Our addiction to fame and our constant need to know what’s going on with celebrities creates a very demanding market. Insert the gossip industry. The problem with this constant need is that news (either important or negative) just doesn’t happen fast enough to satisfy this market. Nick Davies, author of Flat Earth News says that everything is expected to be done quickly and a reporter’s most important asset is time. Most reporters don’t go out of their way to check facts; the media are in the process of making money not telling the truth.
Today, journalists are starting to accept information from citizens, and press releases as valid information for stories. In Britain there is a set-up which lets citizens trade celeb gossip stories for cash. In the documentary, Star Suckers, the film crew easily manage to get false information published in the tabloids.
There are also companies which specialize in working with celebs to create fake news. There is a company called Neon Management, its owner Dave Reed is one of the key players in fake news creation.
The media create news using illegal techniques as well. Young girls will sell their stories about sexual encounters with celebs. Sometimes people are hired by magazines to hang out with stars and get dirty information about them. (So says Amy Emma Bussey). There even exist people like Max Clifford who protect celebs and have to pull massive stunts to get them out of trouble. So what’s the damage? Well, media is available 24/7 and people gobble up fake news like candy. Yet another example of creating demands in order to profit from its fulfillment.
To make matters worse, celebrities have started getting into politics.
What does addiction to fake news, and celebrities in government equal? Total loss in validity of information and a total distraction from serious issues. Celebrities who get into politics usually support charities from all over the world. Generally they have good intentions, but not always the right level of success. Unfortunately the media usually make up stories of success (even if in reality the effort never meets its goals).

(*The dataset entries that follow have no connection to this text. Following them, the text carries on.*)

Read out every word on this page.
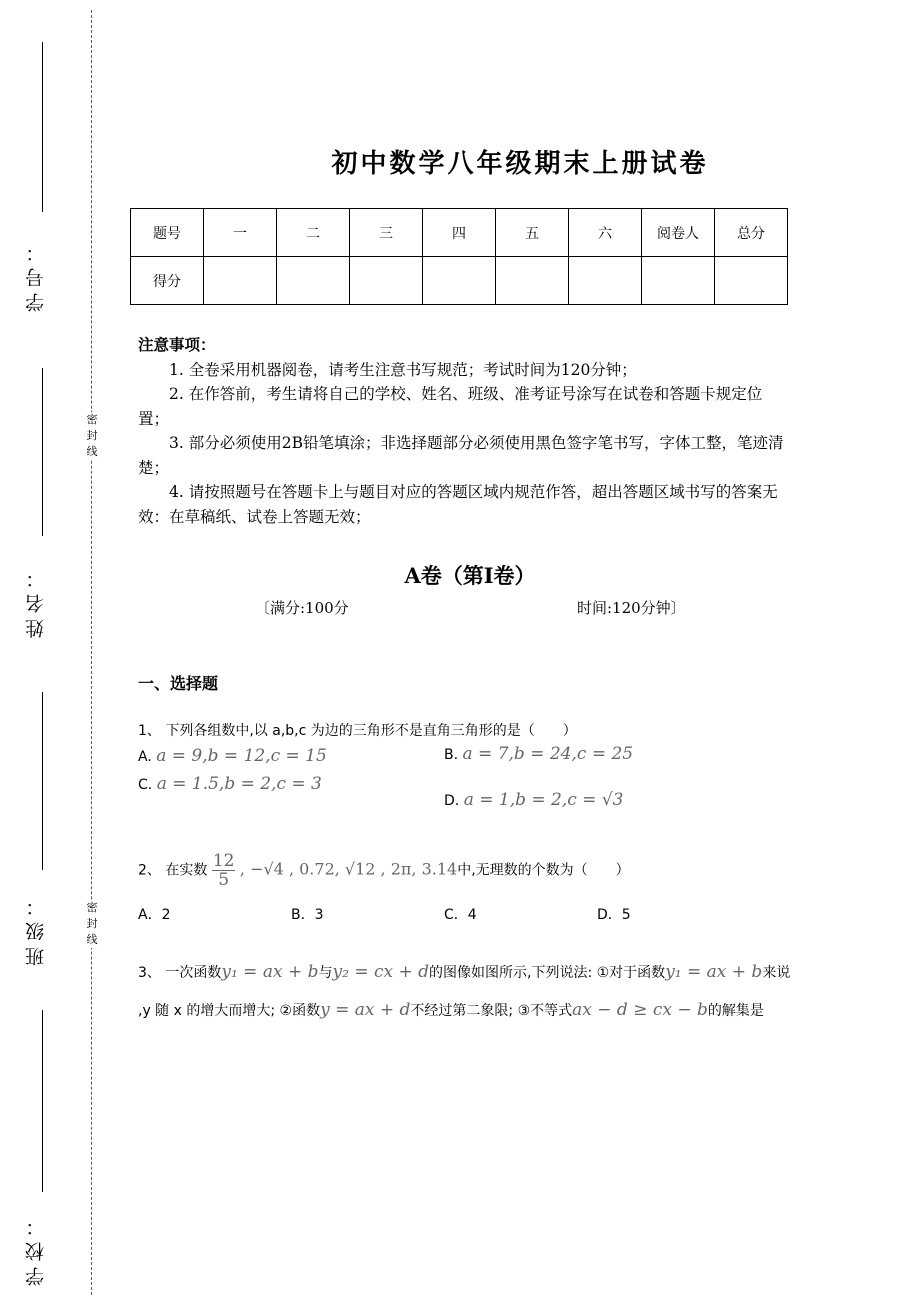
学号：
姓名：
班级：
学校：
密封线
密封线
初中数学八年级期末上册试卷
题号	一	二	三	四	五	六	阅卷人	总分
得分								
注意事项：

1. 全卷采用机器阅卷，请考生注意书写规范；考试时间为120分钟；

2. 在作答前，考生请将自己的学校、姓名、班级、准考证号涂写在试卷和答题卡规定位置；

3. 部分必须使用2B铅笔填涂；非选择题部分必须使用黑色签字笔书写，字体工整，笔迹清楚；

4. 请按照题号在答题卡上与题目对应的答题区域内规范作答，超出答题区域书写的答案无效：在草稿纸、试卷上答题无效；

A卷（第I卷）
〔满分:100分	时间:120分钟〕
一、选择题
1、 下列各组数中,以 a,b,c 为边的三角形不是直角三角形的是（　　）
A. a = 9,b = 12,c = 15	B. a = 7,b = 24,c = 25
C. a = 1.5,b = 2,c = 3
D. a = 1,b = 2,c = √3
2、 在实数 $\frac{12}{5}$ , −√4 , 0.72, √12 , 2π, 3.14中,无理数的个数为（　　）
A．2	B．3	C．4	D．5
3、 一次函数y₁ = ax + b与y₂ = cx + d的图像如图所示,下列说法: ①对于函数y₁ = ax + b来说
,y 随 x 的增大而增大; ②函数y = ax + d不经过第二象限; ③不等式ax − d ≥ cx − b的解集是
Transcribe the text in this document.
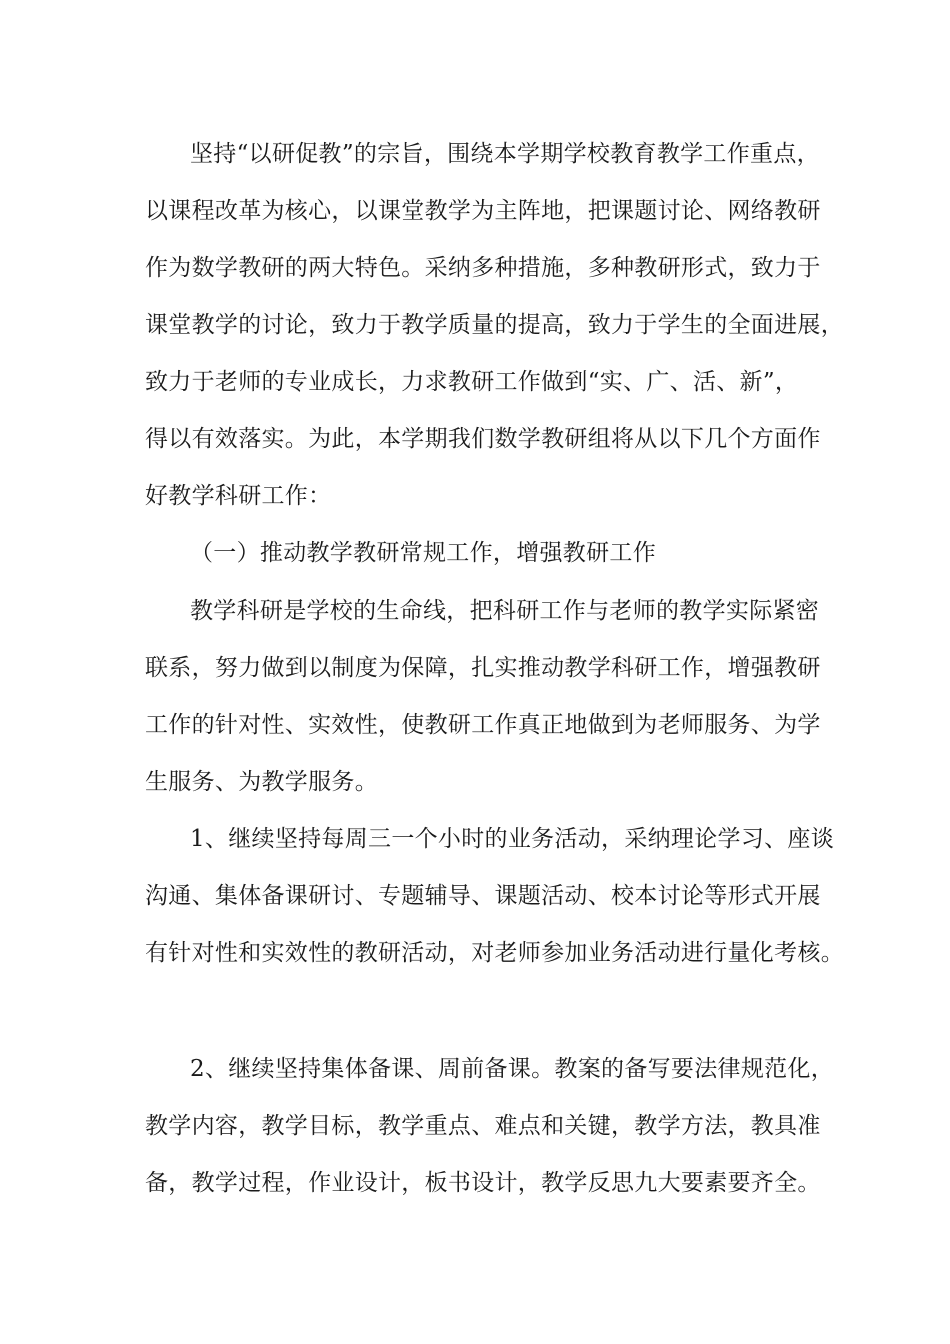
坚持“以研促教”的宗旨，围绕本学期学校教育教学工作重点，
以课程改革为核心，以课堂教学为主阵地，把课题讨论、网络教研
作为数学教研的两大特色。采纳多种措施，多种教研形式，致力于
课堂教学的讨论，致力于教学质量的提高，致力于学生的全面进展，
致力于老师的专业成长，力求教研工作做到“实、广、活、新”，
得以有效落实。为此，本学期我们数学教研组将从以下几个方面作
好教学科研工作：
（一）推动教学教研常规工作，增强教研工作
教学科研是学校的生命线，把科研工作与老师的教学实际紧密
联系，努力做到以制度为保障，扎实推动教学科研工作，增强教研
工作的针对性、实效性，使教研工作真正地做到为老师服务、为学
生服务、为教学服务。
1、继续坚持每周三一个小时的业务活动，采纳理论学习、座谈
沟通、集体备课研讨、专题辅导、课题活动、校本讨论等形式开展
有针对性和实效性的教研活动，对老师参加业务活动进行量化考核。
2、继续坚持集体备课、周前备课。教案的备写要法律规范化，
教学内容，教学目标，教学重点、难点和关键，教学方法，教具准
备，教学过程，作业设计，板书设计，教学反思九大要素要齐全。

What does this get them? A front seat to young people all around the world. This results in a huge profit for the media because they have total control over the information.
The other day I read the following passage in The Dumbest Generation, a book about the loss of intelligence within our culture. “It isn’t enough to say that these young people are uninterested in world realities. They are actively cut off from them. Or a better way to put it is to say that they are encased in more immediate realities that shut out conditions beyond- friends, work, clothes, cars, pop music, sitcoms, Facebook. Each day the information they receive and the interactions they have must be so local or superficial that the facts of government, foreign and domestic affairs, the historical past, and the fine arts never slip through.”
This is my conclusion: The gossip industry is a large contributor to ‘dumbifying’ our generation in order to distract our intelligence long enough to not only sell stuff to us, but also bypass very important information that can affect us in very negative ways. We are so consumed with popular irrelevance and gossip that we aren’t focused on the things which impact us the most. Dr. Philip Grahm, Emeritus Professor, Child Psychology, Institute of Child Health, “Children believe that life is about appearance and material things. That is the value system that is being sold.”